The non-profit Bureau of Investigative Journalism says it obtained the Pakistani report from anonymous sources and published the full version on its website. The report which examines drone strikes in Pakistan's northwest tribal areas from 2006 to 2009 says that roughly one fifth of the 746 killed in the three-year period were civilians. The report also says Pakistan's government knew about about the high rate of civilian casualties from the attacks.
Foreign Ministry spokesman Aizaz Ahmed Choudhry says because of the remoteness of the tribal areas and local traditions
“I am not in a position to authenticate the veracity of this report, but the facts that are being revealed are something which is not new. We have always said that drone strikes cause civilian casualties,” Choudhry said.
The spokesman said he could not speak for the Pakistan leadership in the 2006-2009 period covered in the report.

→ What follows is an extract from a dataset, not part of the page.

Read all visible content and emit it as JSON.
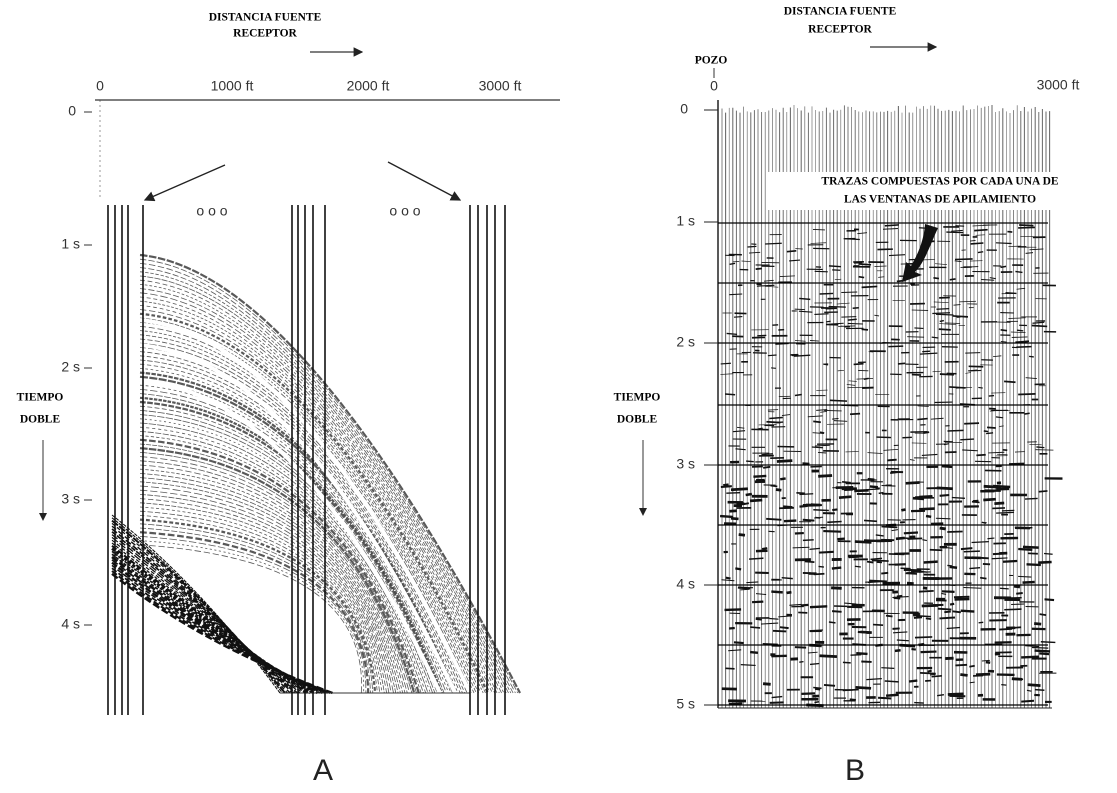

But he said the current government is adamantly against the use of drone attacks.
“Drone strikes violate our sovereignty, they violate international law, they cause civilian death, they cause collateral damage, they have human rights and related implications and therefore they are counter-productive,” he said.
In a statement provided to VOA a U.S. official rejected the leaked Pakistani government report, saying "the notion that the United States has undertaken operations in Pakistan that resulted in the deaths of hundreds of innocent Pakistanis is ludicrous." The official said the document listing drone casualties is not credible because it relies "in part on erroneous media reporting."
Retired Brigadier Mahmood Shah, a security and defense analyst and former FATA Secretary, said that former president Pervez Musharraf had reached a personal agreement with Washington on the use of the drones, against the advice of his advisors. Musharraf was in power from 1999 to 2008.
“Yes, they knew about these attacks and the whole of the hierarchy thought they were against the agreements that were reached between Pakistan and the US right from day one, but this has since been revealed that Pervez Musharraf had personally given such a permission,” said Shah.
The drone attacks began in 2001 and are still ongoing. The peak period of the strikes was in 2010.
Shah said in the early days of the drone missile attacks, from 2002 to 2005, the drones themselves were not very accurate, and the attacks were based on U.S. human intelligence on the ground that was poor.
“They gave us 28 places that here are militants, then we had full recce [reconnaissance] of the area and we visited the places and we found that 27 out of 28 were incorrect, and one was correct," he explained. "So this was the amount of accuracy and if they had the permission to shoot at that time, which we never thought would be possible, you can imagine how many people, civilian people that would have killed.”
The United States considers the drone strikes an effective tool against terrorists found in Pakistan's remote northwest areas that border Afghanistan.
But the U.N. Special Rapporteur on human rights and counter-terrorism, Ben Emmerson said in March 2013 that the strikes were a violation of Pakistan's sovereignty. In a statement, Emmerson also cited the government of Pakistan as saying that any suggestion that it is unwilling or unable to combat terrorism on its own territory is wrong.